Well, it was just perfect! We arrived as it opened so it was pretty quiet. The first thing that caught Harry's eye was a digger that you could use to lift up coloured balls and a working pedestrian crossing which fascinated him. We went straight to the Kids' City on the ground floor, and we were completely taken aback by how much fun it was. It was a mini town for kids to run around and play in, complete with a health centre where you could weigh pretend babies, a dentist with chair and light, a car garage with all the equipment, a cafe where you could serve food and lots of other things. It is designed for families to explore together, and was almost overwhelming in the opportunities for role play!
To one side was a quiet area with books and cushions, and a section for learning about growing plants and insects which was perfect for Mia to sit in and play. There was also a huge water table with boats and rivers to float them along, jets of water and different ways of moving the water around. Mia didn't find out about this though, we kept her well out of the way.
|Playing at the water table|
|Car table in Kids' City|
We even braved a show at the Planetarium (included in the cost of the ticket). There were several different shows running through the day, and we chose one aimed at young children. It was led by a presenter and it didn't matter that some of the children were a bit noisy. I'm not sure how much Harry really took in, but he did sit quietly and seemed to be following what was going on. It lasted about 20 minutes and comprised of a brief look at some of the stars and planets, and then a telling of the story behind the Great Bear constellation.
We tried to sit Harry down for story time but he wasn't really up for it as it was aimed at children slightly older than him, but from what we saw it was very well presented. There were also crafts later on in the day as it was a weekend, although we didn't stay late enough to take part. We had a quick look round the exhibits upstairs but it was a bit over his head so went up to the top floor where there were some tables for us to eat our sandwiches.
Sitting up there we were looking down into the large gallery below with lots of full size planes, trains, cars and so on, so next we went down to have a look around. There was lots to see, with many noisy engines running and a real enormous steam train. We found a small display showing how robots are used to build cars fascinating, and I caught Harry recreating it back at home using his fingers! He was full of questions about what the engines were and what they were for.

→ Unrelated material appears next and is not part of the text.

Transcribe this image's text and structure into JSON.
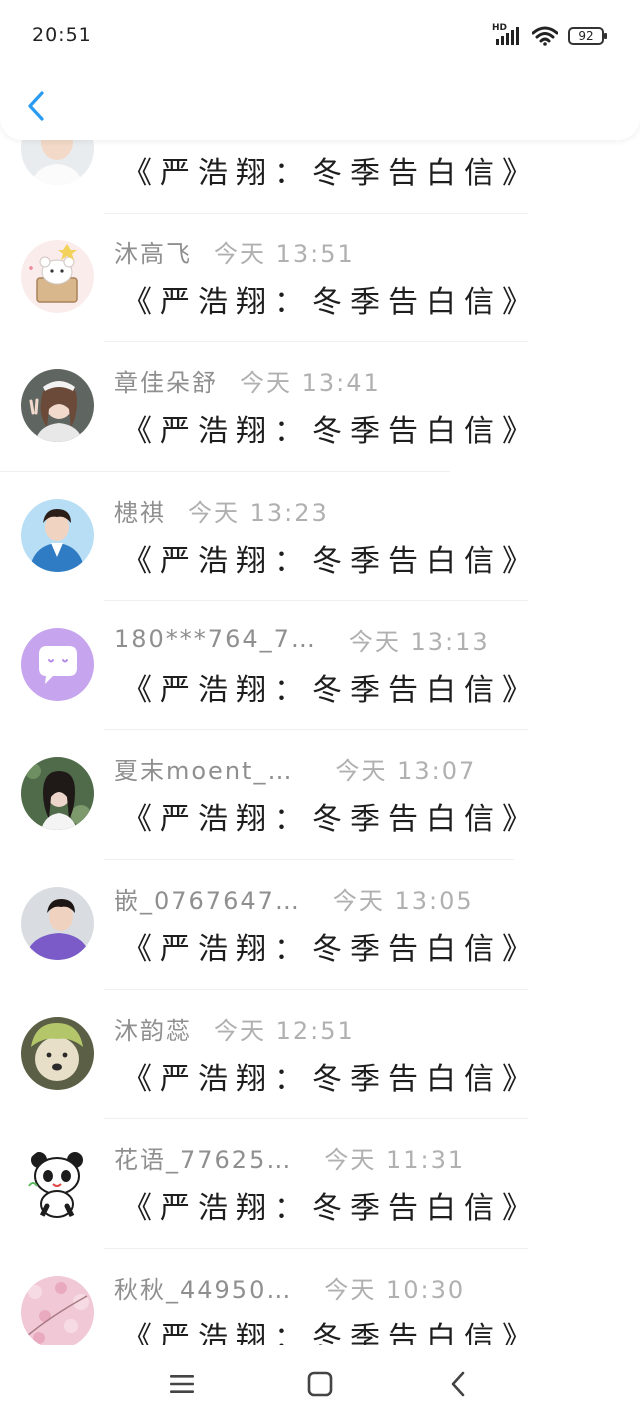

I've saved Harry's absolute favourite part until last. Back on the ground floor was a display about recycling, which included a couple of mock-ups showing how cans and bottles are recycled. Nearby was a conveyer belt carrying various bits of rubbish which you had to identify and place into the correct slots for recycling. Well I think that Harry could have spent all day here, collecting the rubbish from the conveyor belt and running over to the slots. He was also pretty good at remembering what had to go where.
On the way in I spotted that free Parent Packs are available to borrow to take around the galleries, aimed at children aged 3-8. I took one to do with trains for Harry, and I thought it was a great idea although most of the activities involved sitting down quietly and playing games or doing puzzles, and we didn't really have the opportunity as we needed to keep moving to keep Mia happy. I know that Harry would have enjoyed the games if we'd had chance to use it properly.
We didn't time our visit as well as we could have, as there is a fantastic looking new outdoor area which opens in a couple of weeks in time. But I'm sure that we'll be back! All in all, if you have a toddler or pre-schooler then I think that Think Tank is brilliant. Perhaps most of the science will go over their heads, but it's a brilliant place for them to learn through play. We didn't spend a whole day there, but that was to do with the baby getting fed up, Harry could have stayed for a lot longer.
Think Tank costs £12.25 for an Adult and £8.40 for a Child (over 3) and Concessions. We used our good old Tesco Clubcard vouchers.